The 31st Pride March last weekend was well attended by the local LGBT+ community, flaunting their rainbow colours in a celebratory mood but also claiming pending rights. Argentina takes pride in being one of the most advanced countries in the región for gender legislation, including the approval of gay marriage, but the LGBT community feels that there is room for improvement.
QATAR, HERE WE COME (OR NOT)
Argentina’s football squad trained by Lionel Scaloni headed out to Qatar early last Monday to begin its World Cup adventure as from next Sunday, arriving the next day. Scaloni took 30 players with him, of whom he must make a final choice of 26. While the so-called “Qatar dollar” making the exchange rate for tourism abroad the least favourable of all will doubtless deter many fans, no less than 6,000 are explicitly barred, the Security Ministry has confirmed.

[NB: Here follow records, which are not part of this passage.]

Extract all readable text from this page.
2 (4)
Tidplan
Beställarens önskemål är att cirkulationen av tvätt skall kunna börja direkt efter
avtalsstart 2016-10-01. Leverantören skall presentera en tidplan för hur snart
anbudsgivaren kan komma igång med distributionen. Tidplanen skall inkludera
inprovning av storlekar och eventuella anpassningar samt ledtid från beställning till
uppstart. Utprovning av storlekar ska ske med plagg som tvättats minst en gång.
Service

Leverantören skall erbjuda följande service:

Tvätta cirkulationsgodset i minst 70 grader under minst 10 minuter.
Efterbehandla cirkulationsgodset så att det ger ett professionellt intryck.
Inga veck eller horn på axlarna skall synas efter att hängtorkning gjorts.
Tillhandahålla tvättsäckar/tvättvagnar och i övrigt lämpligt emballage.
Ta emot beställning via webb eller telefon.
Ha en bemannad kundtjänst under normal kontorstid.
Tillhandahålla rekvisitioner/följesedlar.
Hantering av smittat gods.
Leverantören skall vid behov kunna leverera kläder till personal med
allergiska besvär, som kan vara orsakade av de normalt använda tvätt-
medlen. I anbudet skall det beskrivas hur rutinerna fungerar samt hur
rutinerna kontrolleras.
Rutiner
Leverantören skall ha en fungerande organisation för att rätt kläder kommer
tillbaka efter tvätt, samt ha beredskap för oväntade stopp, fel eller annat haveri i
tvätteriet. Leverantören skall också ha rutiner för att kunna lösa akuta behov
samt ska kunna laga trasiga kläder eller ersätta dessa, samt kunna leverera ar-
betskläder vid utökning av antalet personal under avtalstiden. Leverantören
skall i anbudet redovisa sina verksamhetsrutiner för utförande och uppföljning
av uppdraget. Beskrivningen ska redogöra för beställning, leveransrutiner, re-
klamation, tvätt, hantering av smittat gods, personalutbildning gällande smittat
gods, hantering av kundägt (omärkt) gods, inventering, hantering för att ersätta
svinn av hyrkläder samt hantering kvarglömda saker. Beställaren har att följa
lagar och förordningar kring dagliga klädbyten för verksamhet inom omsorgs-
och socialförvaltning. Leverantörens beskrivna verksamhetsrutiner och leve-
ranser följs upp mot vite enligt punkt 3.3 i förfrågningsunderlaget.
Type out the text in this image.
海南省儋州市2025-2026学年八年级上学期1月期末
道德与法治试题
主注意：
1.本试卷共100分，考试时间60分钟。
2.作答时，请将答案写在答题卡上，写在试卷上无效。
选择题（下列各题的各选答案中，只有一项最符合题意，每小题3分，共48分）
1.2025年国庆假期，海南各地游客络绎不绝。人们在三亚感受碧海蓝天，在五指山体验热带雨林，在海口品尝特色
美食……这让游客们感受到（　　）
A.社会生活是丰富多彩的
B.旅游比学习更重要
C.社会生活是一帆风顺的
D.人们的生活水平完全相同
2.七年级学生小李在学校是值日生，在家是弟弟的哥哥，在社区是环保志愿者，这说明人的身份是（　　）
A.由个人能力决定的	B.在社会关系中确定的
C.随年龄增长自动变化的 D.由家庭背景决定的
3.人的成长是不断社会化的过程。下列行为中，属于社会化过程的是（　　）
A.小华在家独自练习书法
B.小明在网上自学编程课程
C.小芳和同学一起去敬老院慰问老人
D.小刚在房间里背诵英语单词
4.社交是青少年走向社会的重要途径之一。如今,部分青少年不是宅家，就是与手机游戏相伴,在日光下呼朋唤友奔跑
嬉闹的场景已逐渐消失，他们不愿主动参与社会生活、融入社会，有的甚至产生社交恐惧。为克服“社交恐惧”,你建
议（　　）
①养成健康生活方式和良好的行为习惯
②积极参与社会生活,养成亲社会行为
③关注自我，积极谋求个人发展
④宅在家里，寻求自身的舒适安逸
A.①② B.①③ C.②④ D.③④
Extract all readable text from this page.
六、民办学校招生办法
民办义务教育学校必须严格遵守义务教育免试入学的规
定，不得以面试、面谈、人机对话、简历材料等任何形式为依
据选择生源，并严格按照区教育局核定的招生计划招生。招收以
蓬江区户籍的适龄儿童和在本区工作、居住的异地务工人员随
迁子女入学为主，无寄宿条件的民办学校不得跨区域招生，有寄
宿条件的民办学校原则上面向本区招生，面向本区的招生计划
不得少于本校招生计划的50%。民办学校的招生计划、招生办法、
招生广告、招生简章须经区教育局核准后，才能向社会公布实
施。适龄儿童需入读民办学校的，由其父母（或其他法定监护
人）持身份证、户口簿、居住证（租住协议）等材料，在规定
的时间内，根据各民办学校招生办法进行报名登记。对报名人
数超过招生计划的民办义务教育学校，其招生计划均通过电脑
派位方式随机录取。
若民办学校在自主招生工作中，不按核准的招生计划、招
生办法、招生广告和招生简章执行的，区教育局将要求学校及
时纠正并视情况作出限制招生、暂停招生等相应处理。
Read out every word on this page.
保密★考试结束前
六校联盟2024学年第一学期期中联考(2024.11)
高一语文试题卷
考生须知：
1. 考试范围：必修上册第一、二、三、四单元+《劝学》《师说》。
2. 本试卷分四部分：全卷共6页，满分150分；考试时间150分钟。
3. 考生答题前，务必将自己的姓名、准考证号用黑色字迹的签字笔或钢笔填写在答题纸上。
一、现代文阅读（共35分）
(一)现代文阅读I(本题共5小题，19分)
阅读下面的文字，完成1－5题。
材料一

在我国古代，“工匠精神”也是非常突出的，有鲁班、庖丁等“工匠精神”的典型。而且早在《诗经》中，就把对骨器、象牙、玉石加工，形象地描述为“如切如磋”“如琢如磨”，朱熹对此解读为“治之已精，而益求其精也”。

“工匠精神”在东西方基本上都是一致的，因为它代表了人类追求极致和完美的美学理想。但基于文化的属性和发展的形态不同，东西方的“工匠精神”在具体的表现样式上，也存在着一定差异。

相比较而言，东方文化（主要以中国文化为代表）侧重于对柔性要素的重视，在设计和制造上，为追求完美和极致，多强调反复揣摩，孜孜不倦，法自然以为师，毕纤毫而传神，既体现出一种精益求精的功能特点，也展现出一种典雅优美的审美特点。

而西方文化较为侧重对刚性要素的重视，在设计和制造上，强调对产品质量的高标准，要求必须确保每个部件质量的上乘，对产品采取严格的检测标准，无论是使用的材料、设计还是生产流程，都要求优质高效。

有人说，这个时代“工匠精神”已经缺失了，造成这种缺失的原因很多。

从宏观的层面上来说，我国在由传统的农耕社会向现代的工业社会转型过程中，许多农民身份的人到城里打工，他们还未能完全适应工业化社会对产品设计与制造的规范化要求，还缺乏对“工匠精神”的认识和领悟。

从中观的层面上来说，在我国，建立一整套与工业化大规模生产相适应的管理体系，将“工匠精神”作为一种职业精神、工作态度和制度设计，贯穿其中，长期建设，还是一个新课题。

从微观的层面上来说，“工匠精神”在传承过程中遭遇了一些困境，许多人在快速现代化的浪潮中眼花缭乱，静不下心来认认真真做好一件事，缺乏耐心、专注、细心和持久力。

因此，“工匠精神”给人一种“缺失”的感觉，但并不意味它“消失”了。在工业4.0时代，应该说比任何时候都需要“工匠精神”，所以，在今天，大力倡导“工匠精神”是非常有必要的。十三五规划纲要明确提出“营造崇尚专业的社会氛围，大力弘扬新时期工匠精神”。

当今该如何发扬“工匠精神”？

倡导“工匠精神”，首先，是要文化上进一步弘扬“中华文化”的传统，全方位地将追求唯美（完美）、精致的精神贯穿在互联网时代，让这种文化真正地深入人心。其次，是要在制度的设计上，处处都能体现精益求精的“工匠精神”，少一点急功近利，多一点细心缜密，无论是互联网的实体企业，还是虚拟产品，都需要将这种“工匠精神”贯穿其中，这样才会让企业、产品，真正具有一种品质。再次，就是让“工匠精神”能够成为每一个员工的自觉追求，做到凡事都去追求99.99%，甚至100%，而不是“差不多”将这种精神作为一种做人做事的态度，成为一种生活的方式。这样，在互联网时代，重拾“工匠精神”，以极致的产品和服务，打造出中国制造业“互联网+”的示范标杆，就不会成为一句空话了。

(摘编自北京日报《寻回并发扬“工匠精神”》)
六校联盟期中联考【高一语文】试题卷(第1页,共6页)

While around half of these are barra bravas hooligans (a third backing River Plate and a quarter Boca Juniors), the other half range from those facing criminal charges of various kinds, ex-husbands behind with their alimony payments and (reportedly) outspoken critics of Qatar. Meanwhile the patriotism of the players has been questioned in at least one aspect – their choice of a Uruguayan brand of yerba mate cultivated in Brazil. Deputy Luis Mario Pastori (Radical-Misiones) was quick to question the decision as a betrayal of national industry.